Oh boy, do I get that. I have tried to buy my way out of unhappiness so many times, you’d think I’d realize it wouldn’t work. More expensive jeans. Fancy department store mascara. Another handbag. None of these made my pain better—if anything, my shopping without budgeting often made my life more difficult and anxiety laden.

The big takeaway I got from this quick read was about pain. Glennon is wrestling with her husband’s infidelity and whether or not she should stay in her marriage. Her pain is wholly different from anything I’ve experienced. And yet her writing about working through her pain made a lot of sense to me, especially in her relationship with God.

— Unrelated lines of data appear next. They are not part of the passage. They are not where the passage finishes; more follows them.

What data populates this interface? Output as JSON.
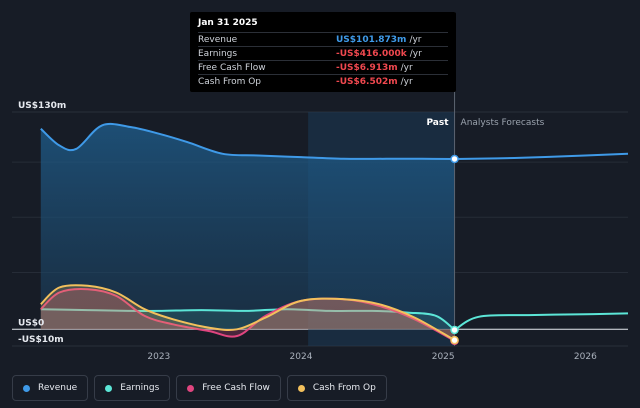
{
  "tooltip": {
    "date": "Jan 31 2025",
    "rows": [
      {
        "label": "Revenue",
        "value": "US$101.873m",
        "unit": "/yr",
        "color": "#3f9ae8"
      },
      {
        "label": "Earnings",
        "value": "-US$416.000k",
        "unit": "/yr",
        "color": "#f0484f"
      },
      {
        "label": "Free Cash Flow",
        "value": "-US$6.913m",
        "unit": "/yr",
        "color": "#f0484f"
      },
      {
        "label": "Cash From Op",
        "value": "-US$6.502m",
        "unit": "/yr",
        "color": "#f0484f"
      }
    ]
  },
  "labels": {
    "past": "Past",
    "forecast": "Analysts Forecasts"
  },
  "chart_data": {
    "type": "area",
    "y_axis": {
      "min": -10,
      "max": 130,
      "tick_labels": [
        {
          "value": 130,
          "label": "US$130m"
        },
        {
          "value": 0,
          "label": "US$0"
        },
        {
          "value": -10,
          "label": "-US$10m"
        }
      ]
    },
    "x_axis": {
      "min": 2022.15,
      "max": 2026.3,
      "tick_labels": [
        {
          "value": 2023,
          "label": "2023"
        },
        {
          "value": 2024,
          "label": "2024"
        },
        {
          "value": 2025,
          "label": "2025"
        },
        {
          "value": 2026,
          "label": "2026"
        }
      ]
    },
    "grid": true,
    "past_forecast_split": 2025.08,
    "highlight_start": 2024.05,
    "series": [
      {
        "name": "Revenue",
        "color": "#3f9ae8",
        "x": [
          2022.17,
          2022.3,
          2022.42,
          2022.6,
          2022.8,
          2023.0,
          2023.2,
          2023.45,
          2023.7,
          2024.0,
          2024.3,
          2024.6,
          2024.85,
          2025.08
        ],
        "y": [
          120,
          110,
          108,
          122,
          121,
          117,
          112,
          105,
          104,
          103,
          102,
          102,
          102,
          101.9
        ],
        "forecast_x": [
          2025.08,
          2025.5,
          2026.0,
          2026.3
        ],
        "forecast_y": [
          101.9,
          102.5,
          104,
          105
        ]
      },
      {
        "name": "Earnings",
        "color": "#5ce6d7",
        "x": [
          2022.17,
          2022.5,
          2022.8,
          2023.0,
          2023.3,
          2023.6,
          2023.9,
          2024.2,
          2024.5,
          2024.75,
          2024.95,
          2025.08
        ],
        "y": [
          12,
          11.5,
          11,
          11,
          11.5,
          11,
          12,
          11,
          11,
          10,
          8,
          -0.4
        ],
        "forecast_x": [
          2025.08,
          2025.25,
          2025.6,
          2026.0,
          2026.3
        ],
        "forecast_y": [
          -0.4,
          7.5,
          8.5,
          9,
          9.5
        ]
      },
      {
        "name": "Free Cash Flow",
        "color": "#e0457f",
        "x": [
          2022.17,
          2022.3,
          2022.5,
          2022.7,
          2022.9,
          2023.1,
          2023.35,
          2023.55,
          2023.75,
          2024.0,
          2024.3,
          2024.55,
          2024.8,
          2025.08
        ],
        "y": [
          12,
          22,
          24,
          20,
          8,
          3,
          -1,
          -4,
          8,
          17,
          18,
          14,
          6,
          -6.9
        ]
      },
      {
        "name": "Cash From Op",
        "color": "#f2c05c",
        "x": [
          2022.17,
          2022.3,
          2022.5,
          2022.7,
          2022.9,
          2023.1,
          2023.35,
          2023.55,
          2023.75,
          2024.0,
          2024.3,
          2024.55,
          2024.8,
          2025.08
        ],
        "y": [
          15,
          25,
          26,
          22,
          12,
          6,
          1,
          0,
          7,
          17,
          18,
          15,
          7,
          -6.5
        ]
      }
    ]
  },
  "legend": [
    {
      "label": "Revenue",
      "color": "#3f9ae8"
    },
    {
      "label": "Earnings",
      "color": "#5ce6d7"
    },
    {
      "label": "Free Cash Flow",
      "color": "#e0457f"
    },
    {
      "label": "Cash From Op",
      "color": "#f2c05c"
    }
  ]
}
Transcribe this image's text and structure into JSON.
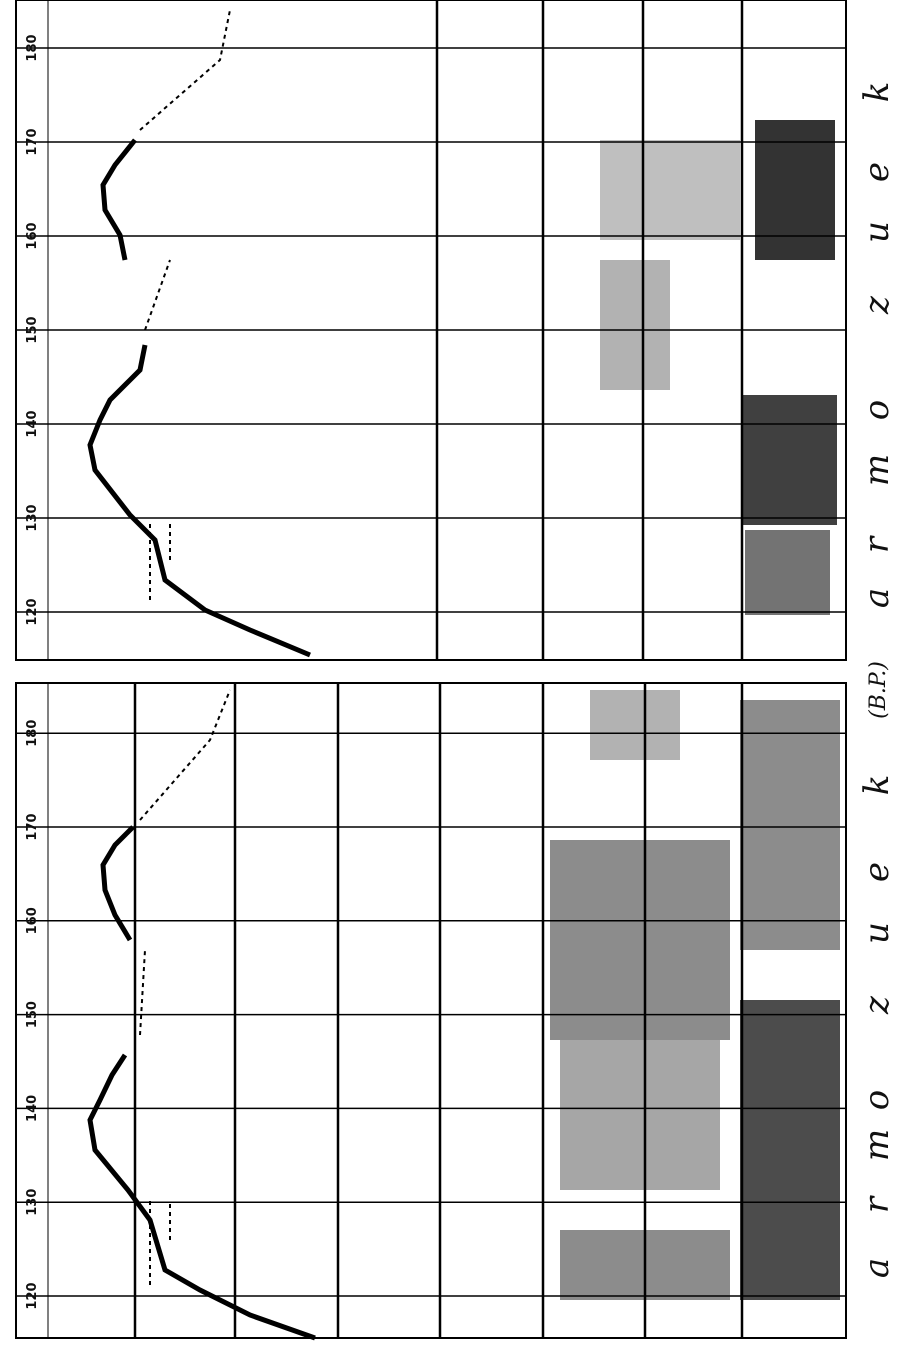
{
  "panels": [
    {
      "ticks": [
        120,
        130,
        140,
        150,
        160,
        170,
        180
      ],
      "segments": [
        "a",
        "r",
        "m",
        "o",
        "z",
        "u",
        "e",
        "k"
      ]
    },
    {
      "ticks": [
        120,
        130,
        140,
        150,
        160,
        170,
        180
      ],
      "segments": [
        "a",
        "r",
        "m",
        "o",
        "z",
        "u",
        "e",
        "k"
      ],
      "unit": "(B.P.)"
    }
  ]
}
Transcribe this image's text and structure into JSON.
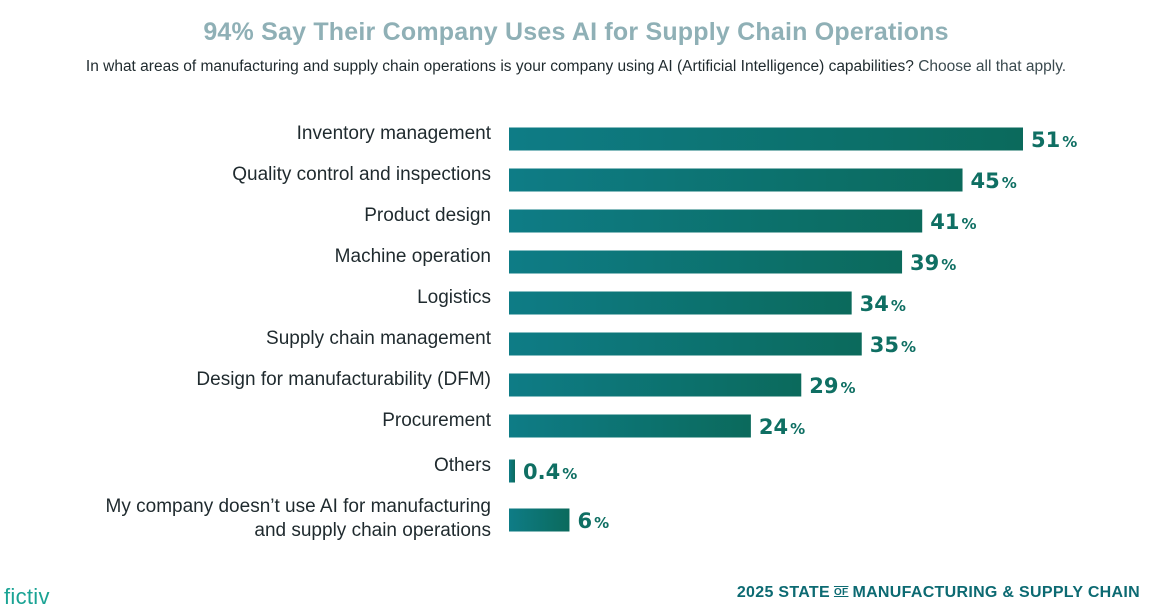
{
  "chart_data": {
    "type": "bar",
    "orientation": "horizontal",
    "title": "94% Say Their Company Uses AI for Supply Chain Operations",
    "subtitle": "In what areas of manufacturing and supply chain operations is your company using AI (Artificial Intelligence) capabilities?",
    "subtitle_note": "Choose all that apply.",
    "xlim": [
      0,
      51
    ],
    "value_suffix": "%",
    "categories": [
      [
        "Inventory management"
      ],
      [
        "Quality control and inspections"
      ],
      [
        "Product design"
      ],
      [
        "Machine operation"
      ],
      [
        "Logistics"
      ],
      [
        "Supply chain management"
      ],
      [
        "Design for manufacturability (DFM)"
      ],
      [
        "Procurement"
      ],
      [
        "Others"
      ],
      [
        "My company doesn’t use AI for manufacturing",
        "and supply chain operations"
      ]
    ],
    "values": [
      51,
      45,
      41,
      39,
      34,
      35,
      29,
      24,
      0.4,
      6
    ],
    "value_labels": [
      "51",
      "45",
      "41",
      "39",
      "34",
      "35",
      "29",
      "24",
      "0.4",
      "6"
    ],
    "colors": {
      "bar_start": "#0e7c86",
      "bar_end": "#0b6a5c",
      "value_text": "#0f6f63"
    }
  },
  "footer": {
    "brand": "fictiv",
    "report_prefix": "2025 STATE",
    "report_of": "OF",
    "report_suffix": "MANUFACTURING & SUPPLY CHAIN"
  }
}
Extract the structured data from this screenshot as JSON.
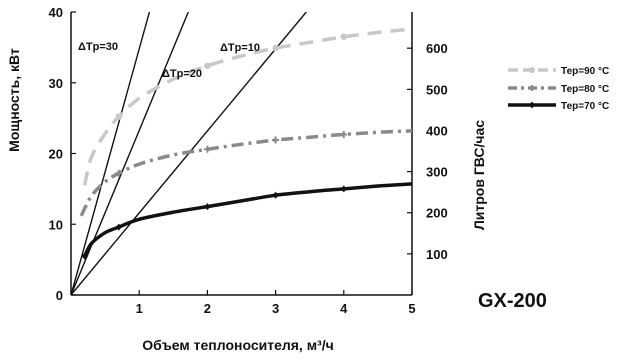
{
  "chart_data": {
    "type": "line",
    "title": "",
    "model_label": "GX-200",
    "xlabel": "Объем теплоносителя, м³/ч",
    "ylabel": "Мощность, кВт",
    "y2label": "Литров ГВС/час",
    "xlim": [
      0,
      5
    ],
    "ylim": [
      0,
      40
    ],
    "y2lim": [
      0,
      688
    ],
    "x_ticks": [
      "1",
      "2",
      "3",
      "4",
      "5"
    ],
    "y_ticks": [
      "0",
      "10",
      "20",
      "30",
      "40"
    ],
    "y2_ticks": [
      "100",
      "200",
      "300",
      "400",
      "500",
      "600"
    ],
    "series": [
      {
        "name": "Тер=90 °С",
        "color": "#c8c8c8",
        "style": "dashed",
        "x": [
          0.2,
          0.3,
          0.5,
          0.7,
          1.0,
          1.5,
          2.0,
          2.5,
          3.0,
          3.5,
          4.0,
          4.5,
          5.0
        ],
        "y": [
          15.5,
          19.5,
          22.8,
          25.2,
          27.8,
          30.5,
          32.4,
          33.8,
          34.9,
          35.7,
          36.5,
          37.1,
          37.6
        ],
        "markers_x": [
          0.7,
          2.0,
          3.0,
          4.0
        ]
      },
      {
        "name": "Тер=80 °С",
        "color": "#8a8a8a",
        "style": "dashdot",
        "x": [
          0.15,
          0.3,
          0.5,
          0.7,
          1.0,
          1.5,
          2.0,
          2.5,
          3.0,
          3.5,
          4.0,
          4.5,
          5.0
        ],
        "y": [
          11.2,
          14.0,
          16.0,
          17.2,
          18.5,
          19.8,
          20.6,
          21.3,
          21.9,
          22.3,
          22.7,
          23.0,
          23.2
        ],
        "markers_x": [
          0.7,
          2.0,
          3.0,
          4.0
        ]
      },
      {
        "name": "Тер=70 °С",
        "color": "#111111",
        "style": "solid",
        "x": [
          0.2,
          0.3,
          0.5,
          0.7,
          1.0,
          1.5,
          2.0,
          2.5,
          3.0,
          3.5,
          4.0,
          4.5,
          5.0
        ],
        "y": [
          5.5,
          7.3,
          8.8,
          9.6,
          10.7,
          11.7,
          12.5,
          13.3,
          14.1,
          14.6,
          15.0,
          15.4,
          15.7
        ],
        "markers_x": [
          0.2,
          0.7,
          2.0,
          3.0,
          4.0
        ]
      }
    ],
    "reference_lines": [
      {
        "label": "ΔTр=30",
        "x": [
          0,
          1.15
        ],
        "y": [
          0,
          40
        ]
      },
      {
        "label": "ΔTр=20",
        "x": [
          0,
          1.72
        ],
        "y": [
          0,
          40
        ]
      },
      {
        "label": "ΔTр=10",
        "x": [
          0,
          3.45
        ],
        "y": [
          0,
          40
        ]
      }
    ],
    "grid": false,
    "legend_position": "right"
  }
}
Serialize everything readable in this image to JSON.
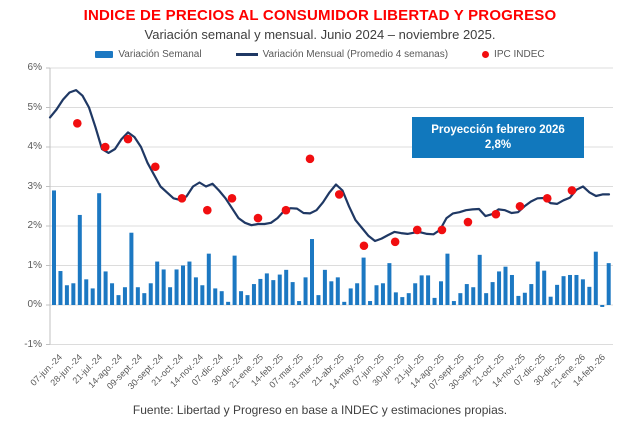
{
  "title": "INDICE DE PRECIOS AL CONSUMIDOR LIBERTAD Y PROGRESO",
  "subtitle": "Variación semanal y mensual. Junio 2024 – noviembre 2025.",
  "footer": "Fuente: Libertad y Progreso en base a INDEC y estimaciones propias.",
  "legend": [
    {
      "label": "Variación Semanal",
      "type": "bar-swatch",
      "color": "#1c78c2"
    },
    {
      "label": "Variación Mensual (Promedio 4 semanas)",
      "type": "line-swatch",
      "color": "#1f3864"
    },
    {
      "label": "IPC INDEC",
      "type": "dot-swatch",
      "color": "#f10e10"
    }
  ],
  "annotation": {
    "line1": "Proyección febrero 2026",
    "line2": "2,8%",
    "bg_color": "#1178bd",
    "text_color": "#ffffff"
  },
  "colors": {
    "title_red": "#ff0000",
    "bar_blue": "#1c78c2",
    "line_navy": "#1f3864",
    "dot_red": "#f10e10",
    "grid_gray": "#dcdcdc",
    "axis_gray": "#c0c0c0",
    "label_gray": "#595959"
  },
  "chart_data": {
    "type": "bar+line+scatter",
    "ylim": [
      -1,
      6
    ],
    "grid": true,
    "yticks": [
      {
        "value": 6,
        "label": "6%"
      },
      {
        "value": 5,
        "label": "5%"
      },
      {
        "value": 4,
        "label": "4%"
      },
      {
        "value": 3,
        "label": "3%"
      },
      {
        "value": 2,
        "label": "2%"
      },
      {
        "value": 1,
        "label": "1%"
      },
      {
        "value": 0,
        "label": "0%"
      },
      {
        "value": -1,
        "label": "-1%"
      }
    ],
    "x_labels": [
      "07-jun.-24",
      "28-jun.-24",
      "21-jul.-24",
      "14-ago.-24",
      "09-sept.-24",
      "30-sept.-24",
      "21-oct.-24",
      "14-nov.-24",
      "07-dic.-24",
      "30-dic.-24",
      "21-ene.-25",
      "14-feb.-25",
      "07-mar.-25",
      "31-mar.-25",
      "21-abr.-25",
      "14-may.-25",
      "07-jun.-25",
      "30-jun.-25",
      "21-jul.-25",
      "14-ago.-25",
      "07-sept.-25",
      "30-sept.-25",
      "21-oct.-25",
      "14-nov.-25",
      "07-dic.-25",
      "30-dic.-25",
      "21-ene.-26",
      "14-feb.-26"
    ],
    "series": [
      {
        "name": "Variación Semanal",
        "type": "bar",
        "unit": "%",
        "values": [
          2.9,
          0.86,
          0.5,
          0.55,
          2.28,
          0.65,
          0.42,
          2.83,
          0.85,
          0.55,
          0.25,
          0.45,
          1.83,
          0.45,
          0.3,
          0.55,
          1.1,
          0.9,
          0.45,
          0.9,
          1.0,
          1.1,
          0.7,
          0.5,
          1.3,
          0.42,
          0.35,
          0.08,
          1.25,
          0.35,
          0.25,
          0.53,
          0.66,
          0.8,
          0.63,
          0.77,
          0.89,
          0.58,
          0.1,
          0.7,
          1.67,
          0.25,
          0.89,
          0.6,
          0.7,
          0.08,
          0.42,
          0.55,
          1.2,
          0.1,
          0.5,
          0.55,
          1.06,
          0.32,
          0.2,
          0.3,
          0.55,
          0.75,
          0.75,
          0.18,
          0.6,
          1.3,
          0.1,
          0.3,
          0.53,
          0.45,
          1.27,
          0.3,
          0.58,
          0.85,
          0.97,
          0.76,
          0.23,
          0.31,
          0.53,
          1.1,
          0.87,
          0.21,
          0.51,
          0.73,
          0.76,
          0.76,
          0.65,
          0.46,
          1.35,
          -0.05,
          1.06
        ]
      },
      {
        "name": "Variación Mensual (Promedio 4 semanas)",
        "type": "line",
        "unit": "%",
        "values": [
          4.75,
          4.95,
          5.2,
          5.38,
          5.44,
          5.3,
          5.0,
          4.5,
          3.95,
          3.85,
          3.95,
          4.2,
          4.37,
          4.25,
          4.0,
          3.6,
          3.3,
          3.0,
          2.85,
          2.7,
          2.66,
          2.75,
          3.0,
          3.1,
          3.0,
          3.07,
          2.9,
          2.7,
          2.45,
          2.2,
          2.08,
          2.02,
          2.05,
          2.05,
          2.08,
          2.2,
          2.38,
          2.45,
          2.44,
          2.33,
          2.32,
          2.4,
          2.6,
          2.85,
          3.05,
          2.9,
          2.5,
          2.15,
          1.95,
          1.75,
          1.62,
          1.68,
          1.77,
          1.85,
          1.82,
          1.8,
          1.83,
          1.84,
          1.8,
          1.79,
          1.9,
          2.2,
          2.32,
          2.35,
          2.4,
          2.42,
          2.43,
          2.25,
          2.3,
          2.42,
          2.4,
          2.33,
          2.35,
          2.5,
          2.62,
          2.7,
          2.71,
          2.58,
          2.56,
          2.65,
          2.72,
          2.92,
          3.0,
          2.85,
          2.76,
          2.8,
          2.8
        ]
      },
      {
        "name": "IPC INDEC",
        "type": "scatter",
        "unit": "%",
        "points": [
          {
            "month": "jun-24",
            "week": 4.2,
            "value": 4.6
          },
          {
            "month": "jul-24",
            "week": 8.5,
            "value": 4.0
          },
          {
            "month": "ago-24",
            "week": 12.0,
            "value": 4.2
          },
          {
            "month": "sept-24",
            "week": 16.2,
            "value": 3.5
          },
          {
            "month": "oct-24",
            "week": 20.3,
            "value": 2.7
          },
          {
            "month": "nov-24",
            "week": 24.2,
            "value": 2.4
          },
          {
            "month": "dic-24",
            "week": 28.0,
            "value": 2.7
          },
          {
            "month": "ene-25",
            "week": 32.0,
            "value": 2.2
          },
          {
            "month": "feb-25",
            "week": 36.3,
            "value": 2.4
          },
          {
            "month": "mar-25",
            "week": 40.0,
            "value": 3.7
          },
          {
            "month": "abr-25",
            "week": 44.5,
            "value": 2.8
          },
          {
            "month": "may-25",
            "week": 48.3,
            "value": 1.5
          },
          {
            "month": "jun-25",
            "week": 53.1,
            "value": 1.6
          },
          {
            "month": "jul-25",
            "week": 56.5,
            "value": 1.9
          },
          {
            "month": "ago-25",
            "week": 60.3,
            "value": 1.9
          },
          {
            "month": "sept-25",
            "week": 64.3,
            "value": 2.1
          },
          {
            "month": "oct-25",
            "week": 68.6,
            "value": 2.3
          },
          {
            "month": "nov-25",
            "week": 72.3,
            "value": 2.5
          },
          {
            "month": "dic-25",
            "week": 76.5,
            "value": 2.7
          },
          {
            "month": "ene-26",
            "week": 80.3,
            "value": 2.9
          }
        ]
      }
    ]
  }
}
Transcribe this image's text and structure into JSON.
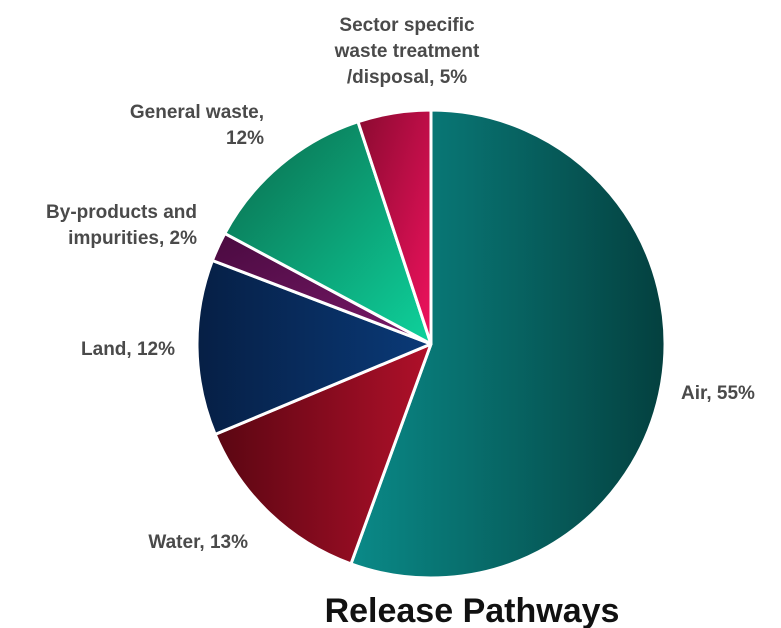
{
  "chart_data": {
    "type": "pie",
    "title": "Release Pathways",
    "start_angle_deg": 0,
    "direction": "clockwise",
    "slices": [
      {
        "key": "air",
        "label_lines": [
          "Air,  55%"
        ],
        "value": 55,
        "color_light": "#0a8a88",
        "color_dark": "#04403f"
      },
      {
        "key": "water",
        "label_lines": [
          "Water, 13%"
        ],
        "value": 13,
        "color_light": "#b0102a",
        "color_dark": "#5a0612"
      },
      {
        "key": "land",
        "label_lines": [
          "Land, 12%"
        ],
        "value": 12,
        "color_light": "#0a3a78",
        "color_dark": "#061f45"
      },
      {
        "key": "byproducts",
        "label_lines": [
          "By-products and",
          "impurities, 2%"
        ],
        "value": 2,
        "color_light": "#7a1a6a",
        "color_dark": "#4a0a40"
      },
      {
        "key": "general-waste",
        "label_lines": [
          "General waste,",
          "12%"
        ],
        "value": 12,
        "color_light": "#0ed29c",
        "color_dark": "#0a6a4c"
      },
      {
        "key": "sector-waste",
        "label_lines": [
          "Sector specific",
          "waste treatment",
          "/disposal, 5%"
        ],
        "value": 5,
        "color_light": "#f0125e",
        "color_dark": "#8a0a30"
      }
    ]
  }
}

She writes, “I think about how the people who seem closest to God are often not dressed up and sitting in pews, but dressed down and sitting in folding chairs in recovery meetings. They have refused to cover themselves any longer. They are the ones who are no longer pretending. They are the ones who know. Pain led them to their rock bottom, and rock bottom is the beginning of any honest life, any spiritual journey. These are the ones who know that faith is standing before your maker and asking, ‘I just need to know if you can really know me and still love me.’ God’s yes to us is free and final. Our yeses to each other are harder to come by.”

Glennon’s story is also one of recovery and sobriety. She is an addict who unexpectedly finds herself pregnant. She has to clean up, so she does. But it isn’t an easy or straight path and she has to tell herself regularly not to think about getting through the day, but getting through the next choice. Making the next choice a good one.

The final passage I’ll share also made me smile and resonated. It is beautifully written:

“Some loves are perennials—they survive the winter and bloom again. Other loves are annuals—beautiful and lush and full for a season and then back to the earth to die and create richer soil for new life to grow. The eventual result of both types of plants is new life. New life. Nothing wasted. No failure. Love never fails. Love is messy and beautiful and brutal—and real love, the dangerous kind—it changes us. It makes us new.”